Griffin’s review of the book shows all this as “learnings” – innovative sources of financing, high growth, dealing with crises, but to me it looks like a lot of bad financial management. Too little equity for too long, an obsession for control (finally Nike went public only when Knight figured he could issue dual class stock), high leverage and all that.

The other thing that struck me about Nike is that even in the late 70s, when the company was 15 years old, it seemed like a bunch of buddies of Knight running it – there wasn’t that much of professional management around, and this could again be attributed to the business being continuously short on cash. I guess times are different now, and equity financing is more available, and firms can start hiring professional managers early, but a 15 year old company being seemingly run in a chaotic manner seemed odd.

Finally, back in business school, we were told that when applying to companies such as Nike or Adidas, we should highlight whatever sporting achievements we might have on our CVs. That struck me as odd – what impact could having played cricket for my hostel wing possibly have on how I could sell shoes?

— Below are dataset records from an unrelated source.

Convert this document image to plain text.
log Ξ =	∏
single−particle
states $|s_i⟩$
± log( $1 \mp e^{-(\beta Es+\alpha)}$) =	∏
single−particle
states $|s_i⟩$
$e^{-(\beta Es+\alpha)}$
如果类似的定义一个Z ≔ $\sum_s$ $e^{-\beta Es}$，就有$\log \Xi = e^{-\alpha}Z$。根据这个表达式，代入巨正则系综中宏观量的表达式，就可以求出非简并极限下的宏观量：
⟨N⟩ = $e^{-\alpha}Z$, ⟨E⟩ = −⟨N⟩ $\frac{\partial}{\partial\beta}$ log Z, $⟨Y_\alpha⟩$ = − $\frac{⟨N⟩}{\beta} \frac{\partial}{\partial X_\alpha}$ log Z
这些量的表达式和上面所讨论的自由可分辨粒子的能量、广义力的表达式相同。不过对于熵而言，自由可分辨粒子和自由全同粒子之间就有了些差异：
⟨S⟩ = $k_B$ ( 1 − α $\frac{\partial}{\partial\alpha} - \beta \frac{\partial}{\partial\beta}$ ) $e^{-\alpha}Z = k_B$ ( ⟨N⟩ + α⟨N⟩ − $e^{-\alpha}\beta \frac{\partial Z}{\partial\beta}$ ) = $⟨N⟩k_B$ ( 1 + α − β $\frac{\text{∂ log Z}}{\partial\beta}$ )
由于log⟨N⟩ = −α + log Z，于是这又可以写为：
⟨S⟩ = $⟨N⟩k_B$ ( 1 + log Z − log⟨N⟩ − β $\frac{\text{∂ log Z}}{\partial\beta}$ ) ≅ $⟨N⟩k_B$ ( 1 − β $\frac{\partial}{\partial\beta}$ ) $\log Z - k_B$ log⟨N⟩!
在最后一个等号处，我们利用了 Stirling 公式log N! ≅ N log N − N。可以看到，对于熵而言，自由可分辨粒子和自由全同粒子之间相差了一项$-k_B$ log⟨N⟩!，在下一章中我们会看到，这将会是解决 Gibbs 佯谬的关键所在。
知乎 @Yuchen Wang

Reading the book, though, it seems like a culture issue. In several places in the book Knight talks about the firm being driven by a “passion for sport”, with the early employees all being sportsmen. Culture permeates, and you hire more people like you. There is this vague sense of brotherhood, among people who have played competitive sport, and that’s hard to permeate for non sportspersons. And the culture goes on. Whether this lack of diversity is good for the company is another matter!

The Derick Parry management paradigm

Before you ask, Derick Parry was a West Indian cricketer. He finished his international playing career before I was born, partly because he bowled spin at a time when the West Indies usually played four fearsome fast bowlers, and partly because he went on rebel tours to South Africa.

That, however, doesn’t mean that I never watched him play – there was a “masters” series sometime in the mid 1990s when he played as part of the ‘West Indies masters” team. I don’t even remember who they were playing, or where (such series aren’t archived well, so I can’t find the score card either).

All I remember is that Parry was batting along with Larry Gomes, and the West Indies Masters were chasing a modest target. Parry is relevant to our discussion because of the commentator’s (don’t remember who – it was an Indian guy) repeated descriptions of how he should play.

“Parry should not bother about runs”, the commentator kept saying. “He should simply use his long reach and smother the spin and hold one end up. It is Gomes who should do the scoring”. And incredibly, that’s how West Indies Masters got to the target.

So the Derick Parry management paradigm consists of eschewing all the “interesting” or “good” or “impactful” work (“scoring”, basically. no pun intended), and simply being focussed on holding one end up, or providing support. It wasn’t that Parry couldn’t score – he had at Test batting average of 22, but on that day the commentator wanted him to simply hold one end up and let the more accomplished batsman do the scoring.

I’ve seen this happen at various levels, but this usually happens at the intra-company level. There will be one team which will explicitly not work on the more interesting part of the problem, and instead simply “provide support” to another team that works on this stuff. In a lot of cases it is not that the “supporting team” doesn’t have the ability or skills to execute the task end-to-end. It just so happens that they are a part of the organisation which is “not supposed to do the scoring”. Most often, this kind of a relationship is seen in companies with offshore units – the offshore unit sticks to providing support to the onshore unit, which does the “scoring”.

In some cases, the Derick Parry school goes to inter-company deals as well, and in such cases it is usually done so as to win the business. Basically if you are trying to win an outsourcing contract, you don’t want to be seen doing something that the client considers to be “core business”. And so even if you’re fully capable of doing that, you suppress that part of your offering and only provide support. The plan in some cases is to do a Mustafa’s camel, but in most cases that doesn’t succeed.